Three years ago on the Oprah Winfrey Show, Dr. Mehmet Oz told Michael J. Fox that his quest down the yellow brick road of embryonic stem cell research may lead to nowhere. It didn’t seem to fully register with him at the time, but now he may be catching on.
In an interview with Dianne Sawyer, Fox and his Foundation partner Debbie Brooks admitted that stem cells may not provide a cure for Parkinson’s Disease, which Fox has. Presumably they were talking about embryonic stem cells (ESCs), though they never specified.
The idea with ESCs is that they are undifferentiated, so you can train them to become any type of cell in the human body. Typically, though, the problem with ESCs is that they are so undifferentiated that they are hard to control and often end up forming cancerous tumors. Fox and Brooks never said exactly what the problem with ESCs for parkinson’s was, just that there were “some challenges” getting a “therapeutic benefit” after putting ESC derived dopamine neurons into the brain.
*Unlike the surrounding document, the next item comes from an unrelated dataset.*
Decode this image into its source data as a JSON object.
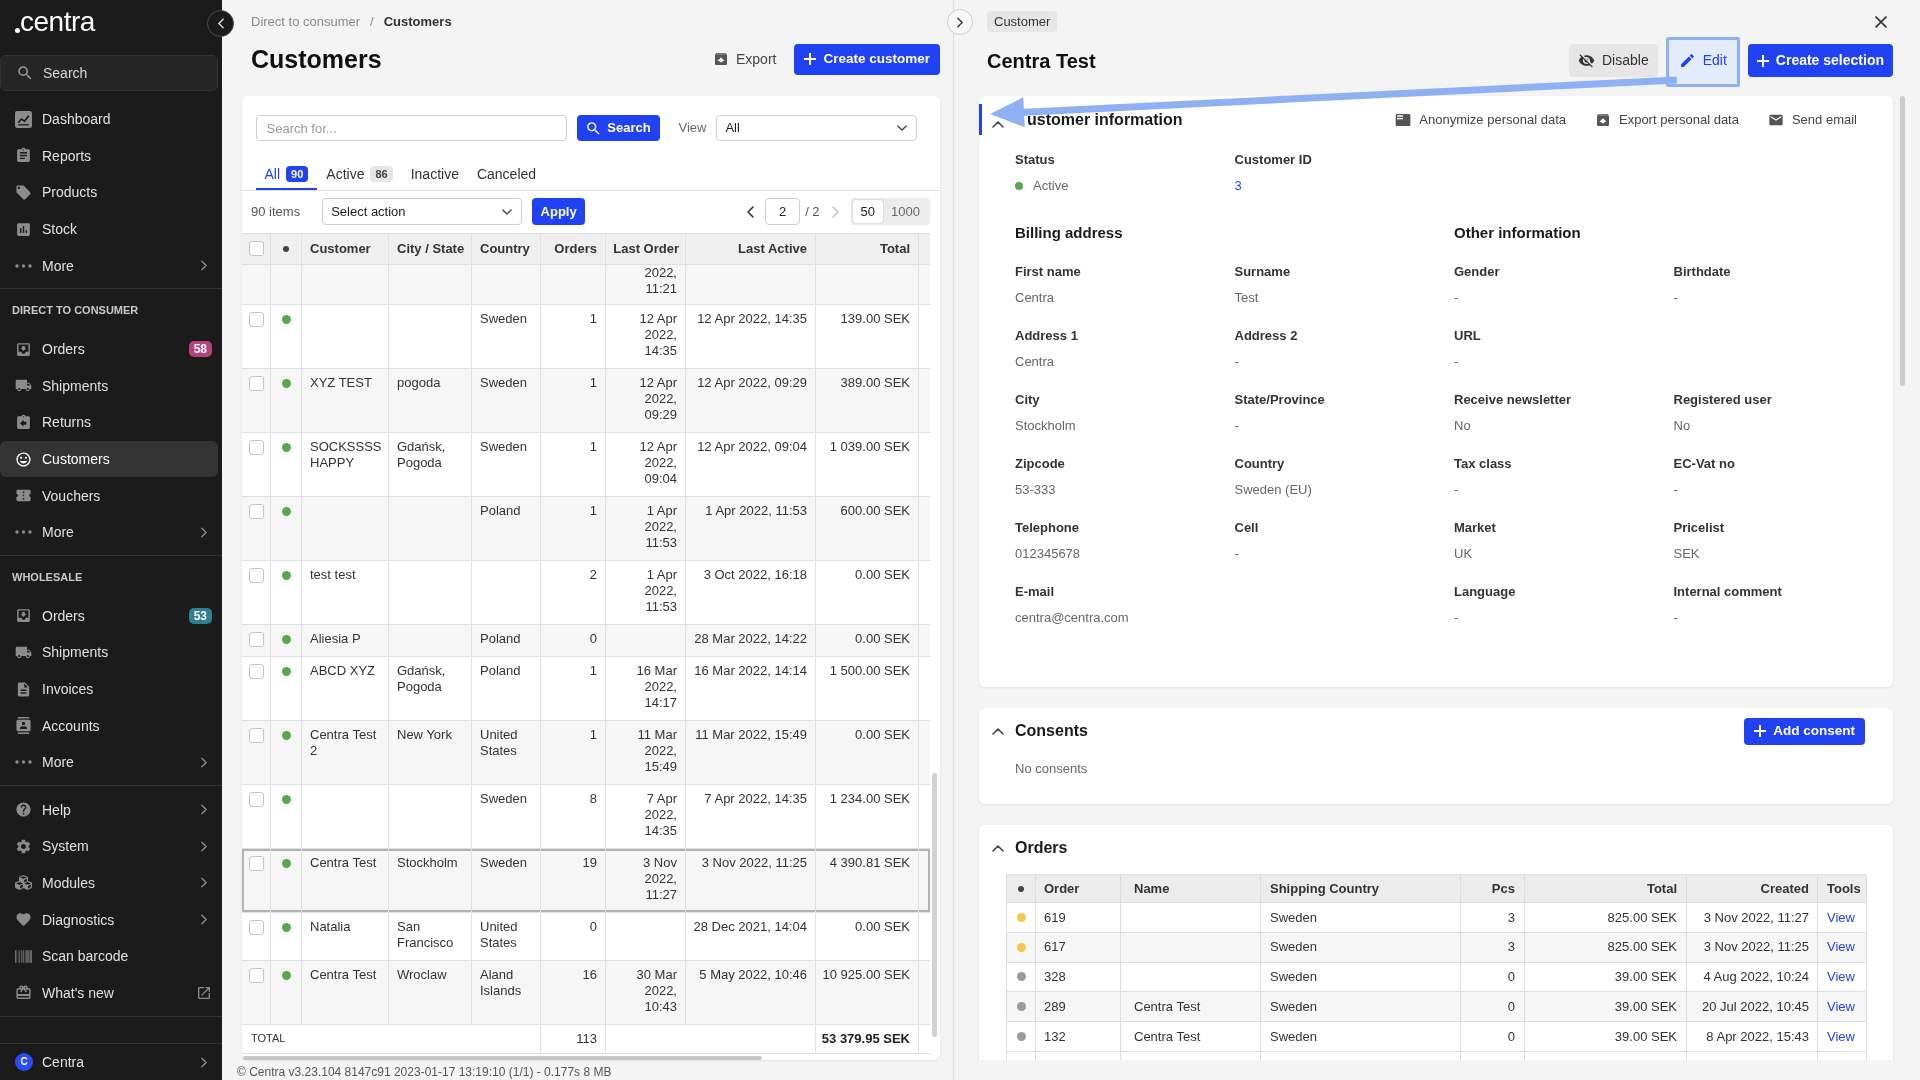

They also never condemned the practice of ESCR or said that it would never work (in fact it’s something they continue to support and look into). It just hasn’t been showing the promise they hoped it would thus far, they say, and they’re focusing more on other options that will produce good results sooner.
It was all, I think, very carefully worded so as not to completely discredit the research they’ve promoted so heavily for so long. Nevertheless, I appreciate Fox’s honesty about the future of ESCs treating his own disease and I hope that someday he will also come to see the humanity of the tiny human beings sacrificed for this research and that, besides being ineffective, it is also unethical and immoral.
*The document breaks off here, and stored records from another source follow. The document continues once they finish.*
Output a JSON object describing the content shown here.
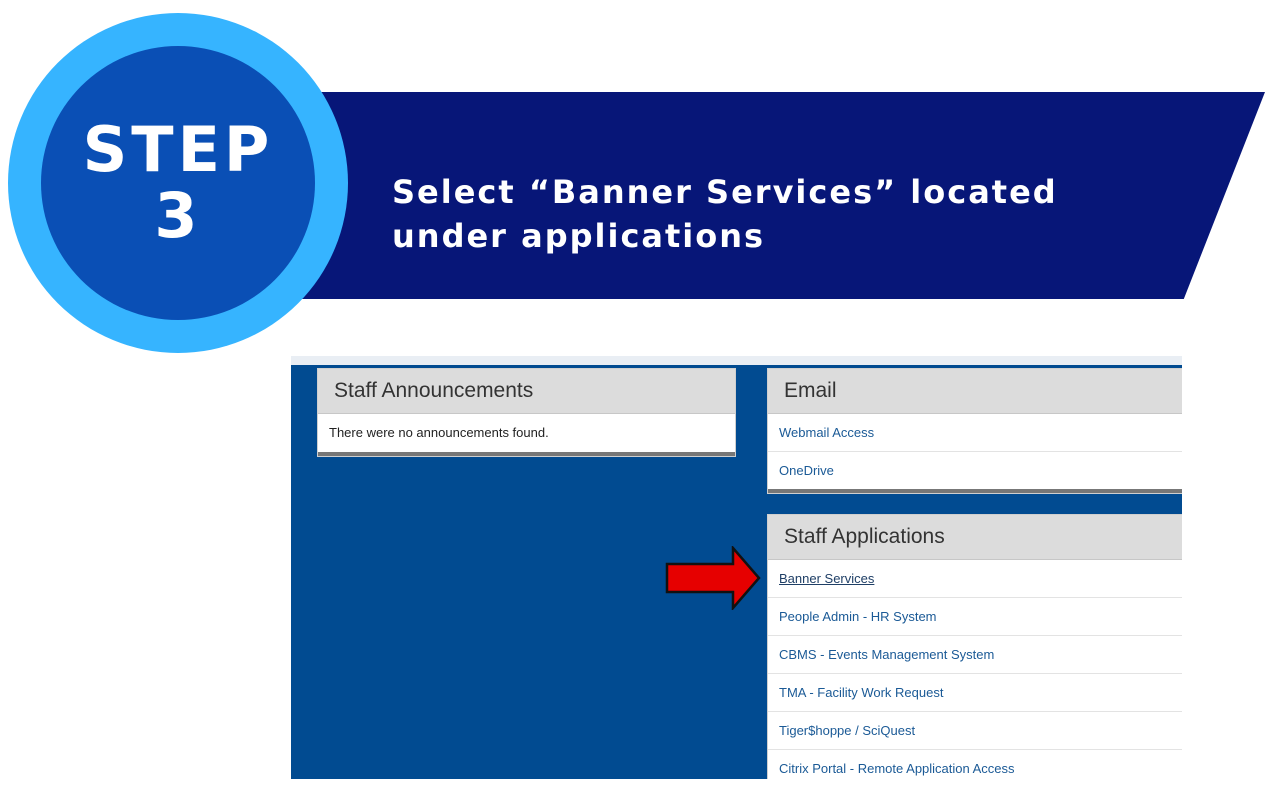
{
  "step": {
    "word": "STEP",
    "number": "3"
  },
  "banner": {
    "instruction": "Select “Banner Services” located under applications"
  },
  "portal": {
    "announcements": {
      "title": "Staff Announcements",
      "message": "There were no announcements found."
    },
    "email": {
      "title": "Email",
      "links": [
        "Webmail Access",
        "OneDrive"
      ]
    },
    "applications": {
      "title": "Staff Applications",
      "links": [
        "Banner Services",
        "People Admin - HR System",
        "CBMS - Events Management System",
        "TMA - Facility Work Request",
        "Tiger$hoppe / SciQuest",
        "Citrix Portal - Remote Application Access"
      ]
    }
  },
  "colors": {
    "banner": "#071678",
    "circle_outer": "#36b4ff",
    "circle_inner": "#0a4fb5",
    "portal_bg": "#014b91",
    "arrow": "#e60000"
  },
  "icons": {
    "pointer": "red-arrow-icon"
  }
}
I realize this story is several weeks old by now (it came out when I was right in the middle of a major move – which I still am a little bit!), but I still wanted to comment on it because it was celebrity “patient advocates” for ESCR like Michael J. Fox that made me want to start blogging here in the first place. My hope being to at least let a small scale of the general public know that not all people with disabilities accept the creation, use and destruction of innocent human life for our own comfort and that the quality of our lives is not dependent on what we can and cannot do.
I started this blog in 2006 when we were fighting a ballot initiative to make human cloning ESCR a constitutional right in the state of Missouri. Ads supporting the initiative were dominated by people with all kinds of diseases and disabilities, including Fox, himself, and too many people were persuaded by this kind of emotional manipulation. I didn’t want people to look at me and think I supported such barbarity. Hard to believe it’s been almost six years…and I’m still here! In the end, we lost the battle against Amendment 2, but just barely. Amazing when you consider the massive amount of money that was by cloning supporters and how cleverly they tried to manipulate the public with bogus science and heartbreaking stories of people who would never walk again. Turns out there’s just no substitute for the truth.